I have:
from pyspark.sql import functions as F
from pyspark.sql.window import Window
df = spark.createDataFrame([(17, "2017-03-10T15:27:18+00:00",'Store 1'),
(13, "2017-04-15T12:27:18+00:00",'Store 1'),
(25, "2017-05-18T11:27:18+00:00",'Store 1'),
(18, "2017-05-19T11:27:18+00:00",'Store 1'),
(13, "2017-03-15T12:27:18+00:00",'Store 2'),
(25, "2017-05-18T11:27:18+00:00",'Store 2'),
(25, "2017-08-18T11:27:18+00:00",'Store 2')],
["dollars", "timestampGMT",'Store'])
df = df.withColumn('timestampGMT', df.timestampGMT.cast('timestamp'))
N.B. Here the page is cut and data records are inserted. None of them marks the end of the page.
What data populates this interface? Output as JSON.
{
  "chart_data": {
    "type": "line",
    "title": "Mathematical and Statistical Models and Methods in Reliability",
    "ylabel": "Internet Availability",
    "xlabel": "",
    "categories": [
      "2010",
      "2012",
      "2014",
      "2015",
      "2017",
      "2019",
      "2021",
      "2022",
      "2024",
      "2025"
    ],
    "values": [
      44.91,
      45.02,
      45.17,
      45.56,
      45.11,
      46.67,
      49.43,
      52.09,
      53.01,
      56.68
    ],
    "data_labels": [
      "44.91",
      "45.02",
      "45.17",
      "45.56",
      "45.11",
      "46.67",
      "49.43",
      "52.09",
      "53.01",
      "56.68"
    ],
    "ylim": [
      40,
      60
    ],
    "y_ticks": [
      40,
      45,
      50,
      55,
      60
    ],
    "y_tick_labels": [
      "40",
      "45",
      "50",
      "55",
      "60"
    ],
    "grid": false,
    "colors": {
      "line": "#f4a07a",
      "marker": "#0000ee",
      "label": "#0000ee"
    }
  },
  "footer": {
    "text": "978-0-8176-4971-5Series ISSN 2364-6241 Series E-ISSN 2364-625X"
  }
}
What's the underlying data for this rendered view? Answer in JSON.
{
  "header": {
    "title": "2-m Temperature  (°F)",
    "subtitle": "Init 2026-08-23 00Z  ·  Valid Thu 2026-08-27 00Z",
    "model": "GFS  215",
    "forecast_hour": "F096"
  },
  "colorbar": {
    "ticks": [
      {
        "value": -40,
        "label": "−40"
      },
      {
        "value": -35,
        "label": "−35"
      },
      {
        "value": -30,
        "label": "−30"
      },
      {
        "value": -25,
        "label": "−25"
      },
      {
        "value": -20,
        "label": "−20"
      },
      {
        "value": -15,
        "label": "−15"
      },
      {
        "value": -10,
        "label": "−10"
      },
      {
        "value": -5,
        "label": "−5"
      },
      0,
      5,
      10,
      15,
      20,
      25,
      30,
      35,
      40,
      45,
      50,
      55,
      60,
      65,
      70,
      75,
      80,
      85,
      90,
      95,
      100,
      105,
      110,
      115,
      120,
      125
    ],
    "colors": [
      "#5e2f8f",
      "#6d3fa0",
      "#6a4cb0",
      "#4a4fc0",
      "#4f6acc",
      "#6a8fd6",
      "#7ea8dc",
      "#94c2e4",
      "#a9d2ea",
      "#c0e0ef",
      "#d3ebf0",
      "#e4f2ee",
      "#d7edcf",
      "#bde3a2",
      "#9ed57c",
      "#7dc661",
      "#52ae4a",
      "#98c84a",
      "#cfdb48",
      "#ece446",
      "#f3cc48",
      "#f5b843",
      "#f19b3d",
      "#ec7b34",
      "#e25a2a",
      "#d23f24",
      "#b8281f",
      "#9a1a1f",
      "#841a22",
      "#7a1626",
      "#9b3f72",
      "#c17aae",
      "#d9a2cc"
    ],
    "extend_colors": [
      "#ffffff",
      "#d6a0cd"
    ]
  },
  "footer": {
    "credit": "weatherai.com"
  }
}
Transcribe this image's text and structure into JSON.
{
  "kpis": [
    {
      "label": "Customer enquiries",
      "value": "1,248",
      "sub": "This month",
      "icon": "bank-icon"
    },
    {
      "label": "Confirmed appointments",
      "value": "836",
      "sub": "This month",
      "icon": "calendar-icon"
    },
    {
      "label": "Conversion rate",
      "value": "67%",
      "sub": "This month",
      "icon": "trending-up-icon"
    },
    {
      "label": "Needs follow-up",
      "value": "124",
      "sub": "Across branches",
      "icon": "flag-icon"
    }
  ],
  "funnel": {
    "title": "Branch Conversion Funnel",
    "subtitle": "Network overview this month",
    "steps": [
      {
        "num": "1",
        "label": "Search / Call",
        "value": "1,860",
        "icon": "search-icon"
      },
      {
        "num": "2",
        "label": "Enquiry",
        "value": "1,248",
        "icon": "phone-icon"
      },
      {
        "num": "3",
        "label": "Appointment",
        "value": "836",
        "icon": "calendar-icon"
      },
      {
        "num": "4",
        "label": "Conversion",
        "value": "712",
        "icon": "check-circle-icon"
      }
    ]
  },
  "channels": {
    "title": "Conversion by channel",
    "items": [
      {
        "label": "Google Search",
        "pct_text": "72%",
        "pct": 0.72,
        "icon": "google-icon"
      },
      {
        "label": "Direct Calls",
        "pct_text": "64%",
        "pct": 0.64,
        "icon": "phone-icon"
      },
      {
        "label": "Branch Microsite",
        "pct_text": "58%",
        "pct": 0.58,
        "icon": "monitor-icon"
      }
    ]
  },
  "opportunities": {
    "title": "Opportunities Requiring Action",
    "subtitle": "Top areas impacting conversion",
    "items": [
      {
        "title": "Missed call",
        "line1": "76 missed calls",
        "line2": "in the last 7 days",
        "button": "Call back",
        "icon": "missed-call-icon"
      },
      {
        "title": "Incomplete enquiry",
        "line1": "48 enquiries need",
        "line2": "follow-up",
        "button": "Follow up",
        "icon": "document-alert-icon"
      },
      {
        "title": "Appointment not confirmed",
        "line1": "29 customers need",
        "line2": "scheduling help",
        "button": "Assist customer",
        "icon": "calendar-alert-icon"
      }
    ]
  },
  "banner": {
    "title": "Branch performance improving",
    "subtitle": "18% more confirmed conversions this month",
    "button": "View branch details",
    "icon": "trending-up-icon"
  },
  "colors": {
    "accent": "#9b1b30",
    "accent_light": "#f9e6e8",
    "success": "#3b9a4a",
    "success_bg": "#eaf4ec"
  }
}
dollars timestampGMT Store
17 2017-03-10 15:27:18 Store 1
13 2017-04-15 12:27:18 Store 1
25 2017-05-18 11:27:18 Store 1
18 2017-05-19 11:27:18 Store 1
13 2017-03-15 12:27:18 Store 2
25 2017-05-18 11:27:18 Store 2
25 2017-08-18 11:27:18 Store 2
I want to average by the last 3 months (if last 3 months are present, else 0), grouping by Store. Ending up with:
dollars timestampGMT Store Last_3_months_Average
17 2017-03-10 15:27:18 Store 1 0
13 2017-04-15 12:27:18 Store 1 0
25 2017-05-18 11:27:18 Store 1 18.25
18 2017-05-19 11:27:18 Store 1 18.25
13 2017-03-15 12:27:18 Store 2 0
25 2017-05-18 11:27:18 Store 2 0
25 2017-08-18 11:27:18 Store 2 0
25 2017-08-19 11:27:18 Store 2 0
Not sure how to approach this problem. Should I group by month first?